There is definitely a quality balance to be had between taking notes and understanding, particularly true if you know you aren't going to go back and put in the proper time to study the notes you made afterward. For an extreme example I had a calculus class where your notes were graded but if you wanted an A you pretty much had to write the entire book section set by hand. It resulted in one of the worst retention rates I had of any class because it was a mad dash to write everything down to get the A and then you had to go back and spend time trying to think about what you just wrote. On the other hand in another calculus class notes weren't graded and I ended up with basically 1 sheet (front/back) with a few notes on things I didn't get 100% or wanted to remind myself of later and then spent 10 minutes outside of class reviewing those to great success.


My wife and I have never heard of being graded on your notes. Which school was this?


My kids had some of this in high school. Thank the maker nobody wanted to look at my college notes because I never took any.


I had this too, I also had a college prof ask with suspicion why I'm not taking notes.


Oddly hostile take about writing on paper and bicycling


That's how I roll. Bring on the bike pens!

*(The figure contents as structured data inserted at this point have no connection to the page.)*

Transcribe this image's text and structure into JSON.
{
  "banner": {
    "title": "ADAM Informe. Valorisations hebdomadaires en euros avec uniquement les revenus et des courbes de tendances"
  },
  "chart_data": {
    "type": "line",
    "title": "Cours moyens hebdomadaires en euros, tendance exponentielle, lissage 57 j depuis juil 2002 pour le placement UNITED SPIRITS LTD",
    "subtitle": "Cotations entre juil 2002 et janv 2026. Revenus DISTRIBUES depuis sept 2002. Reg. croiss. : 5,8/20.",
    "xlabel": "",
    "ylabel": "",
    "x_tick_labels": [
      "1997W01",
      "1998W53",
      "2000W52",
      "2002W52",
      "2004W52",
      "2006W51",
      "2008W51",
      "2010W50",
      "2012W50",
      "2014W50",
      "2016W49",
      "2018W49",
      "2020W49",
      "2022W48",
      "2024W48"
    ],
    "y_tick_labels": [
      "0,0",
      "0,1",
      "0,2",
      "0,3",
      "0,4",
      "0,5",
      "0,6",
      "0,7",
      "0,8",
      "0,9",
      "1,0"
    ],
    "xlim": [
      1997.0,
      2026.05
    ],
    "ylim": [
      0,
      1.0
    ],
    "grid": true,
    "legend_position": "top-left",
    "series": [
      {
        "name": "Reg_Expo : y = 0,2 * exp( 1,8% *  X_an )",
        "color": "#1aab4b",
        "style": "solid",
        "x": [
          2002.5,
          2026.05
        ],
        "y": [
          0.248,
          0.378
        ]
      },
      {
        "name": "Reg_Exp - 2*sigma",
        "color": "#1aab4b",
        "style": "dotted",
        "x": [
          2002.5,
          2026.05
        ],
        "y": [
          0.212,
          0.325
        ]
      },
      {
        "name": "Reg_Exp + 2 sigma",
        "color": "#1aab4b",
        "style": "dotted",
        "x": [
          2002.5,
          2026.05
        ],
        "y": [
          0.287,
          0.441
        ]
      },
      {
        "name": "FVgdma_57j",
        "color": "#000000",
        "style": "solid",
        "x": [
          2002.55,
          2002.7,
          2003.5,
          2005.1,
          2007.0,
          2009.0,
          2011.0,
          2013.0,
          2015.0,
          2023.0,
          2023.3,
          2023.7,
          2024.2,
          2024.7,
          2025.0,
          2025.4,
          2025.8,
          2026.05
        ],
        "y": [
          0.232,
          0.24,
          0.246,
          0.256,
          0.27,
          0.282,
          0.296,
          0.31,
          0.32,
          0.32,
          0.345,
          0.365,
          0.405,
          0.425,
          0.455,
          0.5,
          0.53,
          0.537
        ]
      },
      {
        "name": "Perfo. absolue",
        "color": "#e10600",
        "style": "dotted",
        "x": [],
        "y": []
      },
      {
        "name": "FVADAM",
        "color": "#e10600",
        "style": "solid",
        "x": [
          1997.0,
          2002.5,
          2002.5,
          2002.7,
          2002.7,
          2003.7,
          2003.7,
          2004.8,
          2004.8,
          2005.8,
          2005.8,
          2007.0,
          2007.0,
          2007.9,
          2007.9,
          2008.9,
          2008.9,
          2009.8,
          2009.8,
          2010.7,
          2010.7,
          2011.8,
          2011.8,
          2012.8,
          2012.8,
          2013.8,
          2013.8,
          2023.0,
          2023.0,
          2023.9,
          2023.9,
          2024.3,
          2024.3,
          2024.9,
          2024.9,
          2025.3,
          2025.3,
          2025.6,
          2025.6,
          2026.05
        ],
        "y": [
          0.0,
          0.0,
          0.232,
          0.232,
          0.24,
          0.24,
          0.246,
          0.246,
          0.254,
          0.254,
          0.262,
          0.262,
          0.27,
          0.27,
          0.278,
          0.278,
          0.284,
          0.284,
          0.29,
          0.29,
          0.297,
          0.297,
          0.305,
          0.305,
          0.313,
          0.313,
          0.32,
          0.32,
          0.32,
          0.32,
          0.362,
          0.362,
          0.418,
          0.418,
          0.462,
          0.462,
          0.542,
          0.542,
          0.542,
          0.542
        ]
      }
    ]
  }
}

Bics on bikes? What’s next?

Uniballs on unicycles?


> Uniballs on unicycles?

Lance Armstrong just came out of retirement


What's next? Card games on motorcycles?


as a neuroscientist (who hasn't read the paper but approaches such work with general skepticisms), this is a reasonable take and an important point. Too often, trivial points are elevated to pseudo-profundity.


I only do both of those things because I enjoy them. Don't make me do either, please.


Well, you probably won't kill yourself by handwriting.


True, but I did get some bad RSI from it in school.


This but unironically. Linus Torvalds installed a treadmill under his computer desk.